A Self-organizing Deep Auto-Encoder approach for Classification of Complex Diseases using SNP Genomics Data

https://doi.org/10.1016/j.asoc.2020.106718Get rights and content

Highlights

  • Self-Organizing Deep Auto-Encoders are designed for classifying complex diseases based on SNP genomics data.

  • Self-Organizing Deep Auto-Encoder can construct its structure automatically.

  • It removes the need of trial and error for discovering the network structure.

  • It decreases the time spent and the computational burden in the training and operation phase.

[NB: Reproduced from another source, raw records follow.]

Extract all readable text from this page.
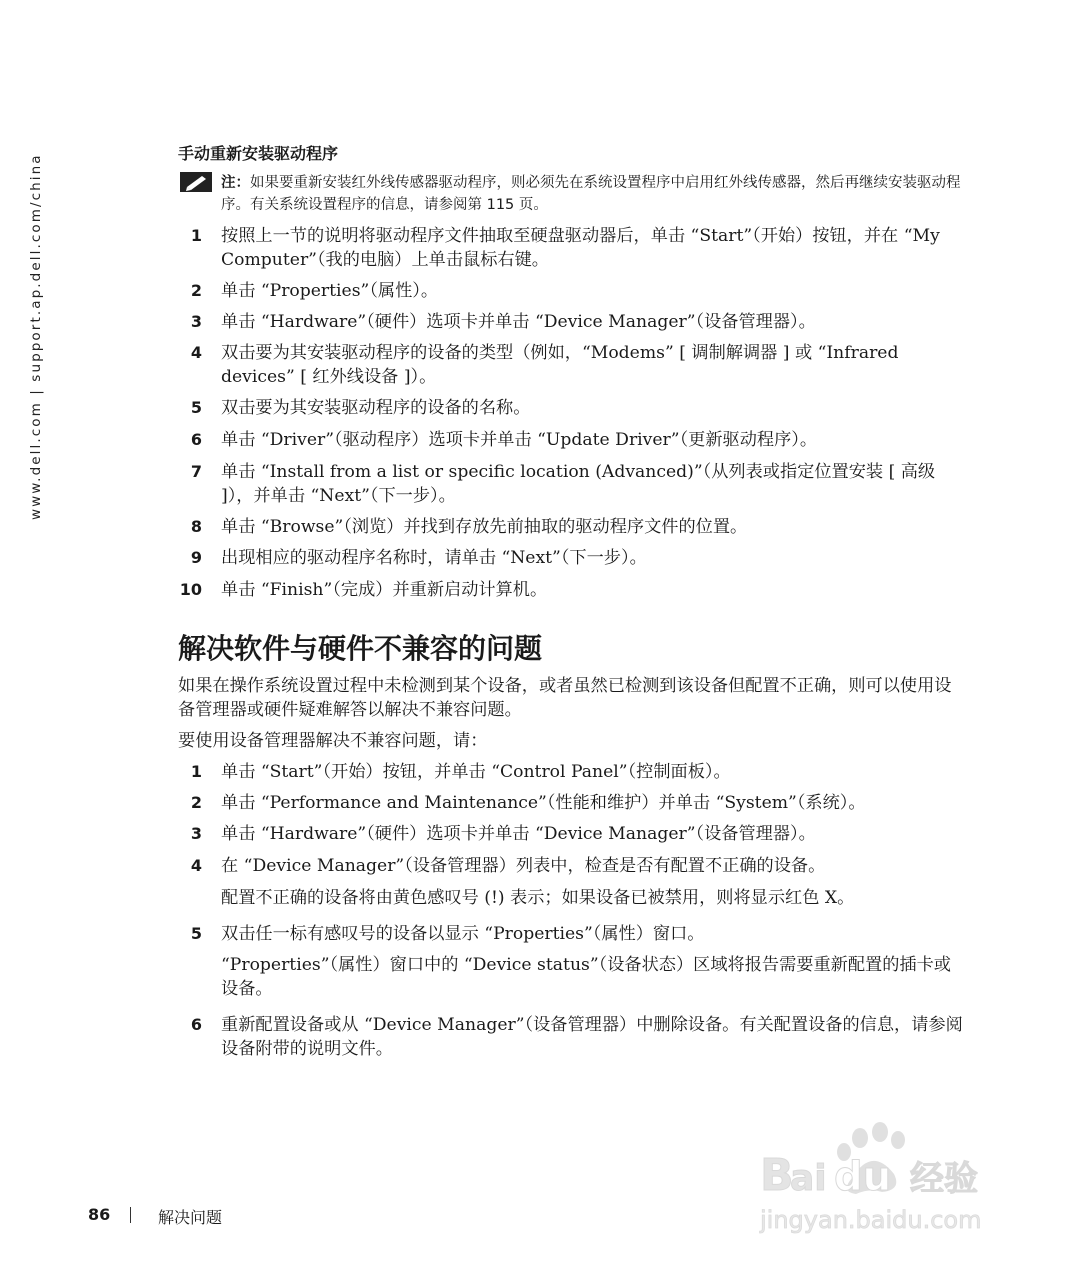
www.dell.com | support.ap.dell.com/china	手动重新安装驱动程序
注：如果要重新安装红外线传感器驱动程序，则必须先在系统设置程序中启用红外线传感器，然后再继续安装驱动程序。有关系统设置程序的信息，请参阅第 115 页。
1 按照上一节的说明将驱动程序文件抽取至硬盘驱动器后，单击 “Start”（开始）按钮，并在 “My Computer”（我的电脑）上单击鼠标右键。
2 单击 “Properties”（属性）。
3 单击 “Hardware”（硬件）选项卡并单击 “Device Manager”（设备管理器）。
4 双击要为其安装驱动程序的设备的类型（例如，“Modems” [ 调制解调器 ] 或 “Infrared devices” [ 红外线设备 ]）。
5 双击要为其安装驱动程序的设备的名称。
6 单击 “Driver”（驱动程序）选项卡并单击 “Update Driver”（更新驱动程序）。
7 单击 “Install from a list or specific location (Advanced)”（从列表或指定位置安装 [ 高级 ]），并单击 “Next”（下一步）。
8 单击 “Browse”（浏览）并找到存放先前抽取的驱动程序文件的位置。
9 出现相应的驱动程序名称时，请单击 “Next”（下一步）。
10 单击 “Finish”（完成）并重新启动计算机。
解决软件与硬件不兼容的问题

如果在操作系统设置过程中未检测到某个设备，或者虽然已检测到该设备但配置不正确，则可以使用设备管理器或硬件疑难解答以解决不兼容问题。

要使用设备管理器解决不兼容问题，请：

1 单击 “Start”（开始）按钮，并单击 “Control Panel”（控制面板）。
2 单击 “Performance and Maintenance”（性能和维护）并单击 “System”（系统）。
3 单击 “Hardware”（硬件）选项卡并单击 “Device Manager”（设备管理器）。
4 在 “Device Manager”（设备管理器）列表中，检查是否有配置不正确的设备。
配置不正确的设备将由黄色感叹号 (!) 表示；如果设备已被禁用，则将显示红色 X。
5 双击任一标有感叹号的设备以显示 “Properties”（属性）窗口。
“Properties”（属性）窗口中的 “Device status”（设备状态）区域将报告需要重新配置的插卡或设备。
6 重新配置设备或从 “Device Manager”（设备管理器）中删除设备。有关配置设备的信息，请参阅设备附带的说明文件。
B
ai du 经验
jingyan.baidu.com
86	解决问题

  • The proposed algorithm has achieved better accuracy and F-score than existing algorithms.

Abstract

Recently, many Machine Learning algorithms have been utilized to identify significant Single Nucleotide Polymorphisms (SNPs) in various human diseases. However, some principal obstacles are challenging in the field of SNP detection and healthy-patient classification. The curse of dimensionality is the main challenge. On the other hand, the number of samples is decidedly smaller than the number of SNPs. In addition, the number of healthy and patient samples can be unequal. These challenges make the feature selection and classification very difficult. The main goal of the current study is the combination of the various algorithms to find out the most effective way of SNP data analysis. Therefore, an efficient method is proposed to identify significant SNPs and classify healthy and patient samples. In this regard, firstly, the Mean Encoding, as an intelligent method, is utilized to convert the nominal SNP data to numeric. Then a two-step filter method is used for feature selection, which removes the irrelevant and redundant features. Finally, the proposed deep auto-encoder is employed to classify so that it can construct its structure based on input data, automatically. To evaluate, we apply the proposed approach to five different SNP datasets, including thyroid cancer, mental retardation, breast cancer, colorectal cancer, and autism, which obtained from the Gene Expression Omnibus (GEO) dataset. The proposed method has succeeded in feature selection and classification so that it can classify healthy and patient samples based on selected features in thyroid cancer, mental retardation, breast cancer, colorectal cancer, and autism with 100%, 94.4%, 100%, 96%, and 99.1% accuracy, respectively. The results indicate that it has succeeded with high efficiency, compared with other published works.

Introduction

Deoxyribonucleic acid (DNA) is the building block of the human genome. There are approximately three billion base pairs in the double helix of DNA. More than 99% of them are the same among all populations, and less than 1% differ among individuals. The majority of DNA changes happen as Single Nucleotide Polymorphisms (SNPs). Studies have shown that SNPs can be very significant in association with complex diseases.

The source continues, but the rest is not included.